Can’t believe I have been going to NYC at least once a year for a very long time and have never gone to the Chelsea Market.
It’s foodie heaven. A yummy urban food court. I loved it!
Located at Ninth Avenue between 15 and 16th Streets, it isn’t in the part of town I mostly hang out in. I used to go over to Chelsea when Barney’s was located there to see the windows designed by Simon Doonan, but when they gave up their 17th Street location, that part of town lost its appeal.
That’s changed. I am finding myself drawn to the Meatpacking District, the High Line and the interesting galleries and restaurants popping up in this area. And now, the Chelsea Market with its chic industrial ambiance is on my must visit list.
The market is located in an old Nabisco Factory—back when it was called National Biscuit Company in the 1890s. The original Oreo Cookie was produced here. Appropriately it was reinvented about a dozen years ago as a shopping mall for foodies.
The upper floors house many well-known companies including the Food Network.
While I enjoyed the original plank floors, the raw brick cavernous hallway, exposed duct work, industrial waterfall and the many interesting vendors, what struck me most were the smells. Hmmmmmm. Absolute Heaven.

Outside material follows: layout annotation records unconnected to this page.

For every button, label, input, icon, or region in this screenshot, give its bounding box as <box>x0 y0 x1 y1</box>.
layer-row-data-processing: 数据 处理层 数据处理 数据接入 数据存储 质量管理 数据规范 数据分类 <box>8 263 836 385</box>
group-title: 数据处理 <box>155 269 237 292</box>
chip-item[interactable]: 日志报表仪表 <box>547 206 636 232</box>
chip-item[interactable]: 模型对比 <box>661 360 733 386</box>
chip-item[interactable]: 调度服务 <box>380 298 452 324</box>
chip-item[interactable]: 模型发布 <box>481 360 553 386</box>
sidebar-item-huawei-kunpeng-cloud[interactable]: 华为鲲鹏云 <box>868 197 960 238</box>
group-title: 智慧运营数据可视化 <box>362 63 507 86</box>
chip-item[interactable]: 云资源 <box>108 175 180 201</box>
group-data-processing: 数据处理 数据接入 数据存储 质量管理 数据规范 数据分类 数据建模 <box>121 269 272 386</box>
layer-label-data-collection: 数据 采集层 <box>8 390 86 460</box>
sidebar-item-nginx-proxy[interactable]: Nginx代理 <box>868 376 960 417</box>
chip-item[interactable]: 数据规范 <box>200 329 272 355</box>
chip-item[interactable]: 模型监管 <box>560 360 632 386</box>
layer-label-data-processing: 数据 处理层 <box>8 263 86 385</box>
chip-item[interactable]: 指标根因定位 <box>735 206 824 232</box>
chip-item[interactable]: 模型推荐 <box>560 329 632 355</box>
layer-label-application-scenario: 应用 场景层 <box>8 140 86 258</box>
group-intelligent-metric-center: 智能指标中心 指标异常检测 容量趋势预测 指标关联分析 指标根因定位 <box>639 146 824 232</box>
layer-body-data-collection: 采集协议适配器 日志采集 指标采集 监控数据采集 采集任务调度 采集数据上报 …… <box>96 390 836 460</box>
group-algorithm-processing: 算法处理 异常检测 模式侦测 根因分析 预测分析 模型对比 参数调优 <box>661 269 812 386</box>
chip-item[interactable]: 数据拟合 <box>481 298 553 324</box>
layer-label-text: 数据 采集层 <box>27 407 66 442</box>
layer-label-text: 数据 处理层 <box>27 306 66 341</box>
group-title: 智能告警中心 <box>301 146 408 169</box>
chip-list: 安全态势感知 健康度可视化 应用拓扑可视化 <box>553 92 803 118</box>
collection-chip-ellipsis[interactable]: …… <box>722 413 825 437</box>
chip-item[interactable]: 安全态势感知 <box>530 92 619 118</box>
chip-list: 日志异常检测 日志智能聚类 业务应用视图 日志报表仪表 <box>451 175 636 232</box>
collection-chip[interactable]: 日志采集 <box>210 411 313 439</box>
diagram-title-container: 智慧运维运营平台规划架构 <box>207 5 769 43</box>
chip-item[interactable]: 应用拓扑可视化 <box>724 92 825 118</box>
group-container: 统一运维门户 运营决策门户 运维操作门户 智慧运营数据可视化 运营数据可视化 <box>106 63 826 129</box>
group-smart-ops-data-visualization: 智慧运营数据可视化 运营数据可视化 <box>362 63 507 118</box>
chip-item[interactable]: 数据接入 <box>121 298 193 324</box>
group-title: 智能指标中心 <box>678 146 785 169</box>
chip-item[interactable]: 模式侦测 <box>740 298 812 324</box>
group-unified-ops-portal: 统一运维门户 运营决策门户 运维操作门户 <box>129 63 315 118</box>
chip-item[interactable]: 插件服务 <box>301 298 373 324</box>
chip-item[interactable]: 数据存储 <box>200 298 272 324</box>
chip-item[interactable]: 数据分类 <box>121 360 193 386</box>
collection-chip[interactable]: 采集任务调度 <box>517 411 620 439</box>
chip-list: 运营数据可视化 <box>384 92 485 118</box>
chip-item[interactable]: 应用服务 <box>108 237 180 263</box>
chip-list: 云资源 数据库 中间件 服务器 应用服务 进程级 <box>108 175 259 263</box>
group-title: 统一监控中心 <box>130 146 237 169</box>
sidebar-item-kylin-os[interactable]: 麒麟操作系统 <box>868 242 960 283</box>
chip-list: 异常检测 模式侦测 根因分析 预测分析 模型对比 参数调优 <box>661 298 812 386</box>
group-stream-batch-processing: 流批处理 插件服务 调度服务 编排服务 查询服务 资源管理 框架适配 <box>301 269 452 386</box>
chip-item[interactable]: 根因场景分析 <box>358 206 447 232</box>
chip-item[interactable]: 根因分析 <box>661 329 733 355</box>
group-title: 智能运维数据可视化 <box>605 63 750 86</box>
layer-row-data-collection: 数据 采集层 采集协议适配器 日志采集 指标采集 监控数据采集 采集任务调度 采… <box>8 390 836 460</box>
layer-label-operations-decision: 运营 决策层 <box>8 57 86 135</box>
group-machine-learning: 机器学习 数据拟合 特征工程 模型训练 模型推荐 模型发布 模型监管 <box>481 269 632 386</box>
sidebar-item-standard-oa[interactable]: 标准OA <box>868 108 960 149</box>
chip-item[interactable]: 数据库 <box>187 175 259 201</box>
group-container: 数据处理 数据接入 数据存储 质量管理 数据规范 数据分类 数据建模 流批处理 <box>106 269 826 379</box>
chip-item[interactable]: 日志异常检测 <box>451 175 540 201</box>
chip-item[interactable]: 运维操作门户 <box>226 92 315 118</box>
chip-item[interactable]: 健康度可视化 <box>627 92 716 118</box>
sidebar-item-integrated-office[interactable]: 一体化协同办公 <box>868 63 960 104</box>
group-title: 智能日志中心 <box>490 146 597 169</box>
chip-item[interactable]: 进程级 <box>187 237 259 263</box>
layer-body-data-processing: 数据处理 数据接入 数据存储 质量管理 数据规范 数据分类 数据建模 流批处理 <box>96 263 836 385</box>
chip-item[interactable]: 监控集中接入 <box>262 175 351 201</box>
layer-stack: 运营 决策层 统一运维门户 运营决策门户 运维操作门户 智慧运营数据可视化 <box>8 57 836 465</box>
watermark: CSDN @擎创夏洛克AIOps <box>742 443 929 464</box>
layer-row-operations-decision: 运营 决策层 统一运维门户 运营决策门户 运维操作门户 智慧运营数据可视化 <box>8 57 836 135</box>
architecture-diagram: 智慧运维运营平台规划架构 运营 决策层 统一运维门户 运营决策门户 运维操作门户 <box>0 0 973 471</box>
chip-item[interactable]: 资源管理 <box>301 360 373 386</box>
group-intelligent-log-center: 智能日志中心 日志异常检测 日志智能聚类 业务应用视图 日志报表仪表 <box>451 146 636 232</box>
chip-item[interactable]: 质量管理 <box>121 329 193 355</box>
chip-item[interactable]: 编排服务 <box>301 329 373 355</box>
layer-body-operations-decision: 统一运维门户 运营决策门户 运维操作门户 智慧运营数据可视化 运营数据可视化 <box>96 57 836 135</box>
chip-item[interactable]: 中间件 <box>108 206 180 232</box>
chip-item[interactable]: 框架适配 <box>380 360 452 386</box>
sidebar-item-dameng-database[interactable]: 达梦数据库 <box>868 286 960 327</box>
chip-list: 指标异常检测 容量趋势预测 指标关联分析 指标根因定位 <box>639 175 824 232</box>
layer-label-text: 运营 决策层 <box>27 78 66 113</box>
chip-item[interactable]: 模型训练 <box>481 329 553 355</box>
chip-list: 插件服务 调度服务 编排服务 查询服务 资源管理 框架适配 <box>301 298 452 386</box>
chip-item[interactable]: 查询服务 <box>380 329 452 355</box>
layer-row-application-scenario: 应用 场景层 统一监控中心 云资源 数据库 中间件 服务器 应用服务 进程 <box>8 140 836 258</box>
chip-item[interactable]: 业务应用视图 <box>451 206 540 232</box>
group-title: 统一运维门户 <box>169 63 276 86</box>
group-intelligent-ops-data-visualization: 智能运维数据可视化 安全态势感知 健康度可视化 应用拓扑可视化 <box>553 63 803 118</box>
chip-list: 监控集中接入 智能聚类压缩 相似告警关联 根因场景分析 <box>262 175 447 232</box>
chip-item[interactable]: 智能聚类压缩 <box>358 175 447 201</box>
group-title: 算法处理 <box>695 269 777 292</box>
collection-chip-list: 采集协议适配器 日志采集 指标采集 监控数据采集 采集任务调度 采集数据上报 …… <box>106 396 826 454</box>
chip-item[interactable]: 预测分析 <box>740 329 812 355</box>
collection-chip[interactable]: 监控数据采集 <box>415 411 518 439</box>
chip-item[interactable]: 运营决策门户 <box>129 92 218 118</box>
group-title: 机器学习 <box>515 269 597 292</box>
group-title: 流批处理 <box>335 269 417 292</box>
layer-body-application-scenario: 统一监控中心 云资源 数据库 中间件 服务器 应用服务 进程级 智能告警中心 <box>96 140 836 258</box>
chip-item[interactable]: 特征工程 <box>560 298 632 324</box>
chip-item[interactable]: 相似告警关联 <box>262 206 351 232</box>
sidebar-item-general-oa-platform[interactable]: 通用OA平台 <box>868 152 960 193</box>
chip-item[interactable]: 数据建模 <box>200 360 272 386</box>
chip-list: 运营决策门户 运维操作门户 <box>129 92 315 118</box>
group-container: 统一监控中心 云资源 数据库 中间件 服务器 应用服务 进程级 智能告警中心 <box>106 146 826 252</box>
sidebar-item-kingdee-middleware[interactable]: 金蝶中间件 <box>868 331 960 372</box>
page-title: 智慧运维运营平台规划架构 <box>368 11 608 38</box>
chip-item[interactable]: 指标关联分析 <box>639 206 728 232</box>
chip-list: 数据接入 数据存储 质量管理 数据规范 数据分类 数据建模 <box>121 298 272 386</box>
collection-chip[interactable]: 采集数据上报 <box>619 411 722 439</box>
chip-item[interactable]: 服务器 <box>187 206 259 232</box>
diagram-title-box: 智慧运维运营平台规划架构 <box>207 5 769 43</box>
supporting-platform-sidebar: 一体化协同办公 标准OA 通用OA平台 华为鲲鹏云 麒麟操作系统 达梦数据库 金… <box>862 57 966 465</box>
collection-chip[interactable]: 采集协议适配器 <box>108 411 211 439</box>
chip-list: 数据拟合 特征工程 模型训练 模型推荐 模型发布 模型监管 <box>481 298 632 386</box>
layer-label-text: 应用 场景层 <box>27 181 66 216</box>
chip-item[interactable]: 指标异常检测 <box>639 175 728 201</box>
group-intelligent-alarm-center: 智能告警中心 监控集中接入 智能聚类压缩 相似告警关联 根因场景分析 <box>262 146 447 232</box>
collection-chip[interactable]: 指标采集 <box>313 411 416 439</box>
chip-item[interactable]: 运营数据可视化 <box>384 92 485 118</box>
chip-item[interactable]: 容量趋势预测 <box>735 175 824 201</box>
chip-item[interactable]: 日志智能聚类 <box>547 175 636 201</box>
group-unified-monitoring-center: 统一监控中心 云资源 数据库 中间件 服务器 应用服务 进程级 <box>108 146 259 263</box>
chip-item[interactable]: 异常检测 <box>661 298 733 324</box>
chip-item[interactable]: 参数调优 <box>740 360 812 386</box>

Several bakeries are situated here, creating the most enticing aromas. I found myself drawn down the long tunnel of a hallway lined with shops to find the source. The smells are so good, you can almost taste them. This is enhanced by the fact that the baking goes on right in front of you. You want to press your nose to the glass to watch the bakers churning out fresh breads and pastries with artistic precision.
Other shops included purveyors of wine, Asian and Italian groceries, lobster, fresh fish, organic milk, gift baskets, jams, relishes, and marmalades. Look for chocolates, coffees, cupcakes, gelato, brownies—you name it and you’ll find it here.
Not only is the building “recycled” from an earlier use but I got a real kick out of the holiday decorations. A tree was fashioned out of broken cd’s—sparkling and shining in reflected blue lights. The splashy big balls of light highlighting the center hall way are fashioned out of plastic cups—I assume they are recycled. Clever and creative.
Very dramatic are the huge arches made up of hundreds of strands of lights, accentuating the architecture of this cave like market place.
Expect to find a few non-food shops selling books, kitchen gadgets and textiles from Morocco.
WE enjoyed a live performance of actors on stilts and a colorfully costumed Marching Band of sorts. I imagine this is a destination for all kinds of street theater.
On our next visit I plan to buy yummy goodies for a picnic and take them up to the High Line, snag one of those wooden lounge chairs and enjoy the view of the Hudson. Great way to feel young and alive.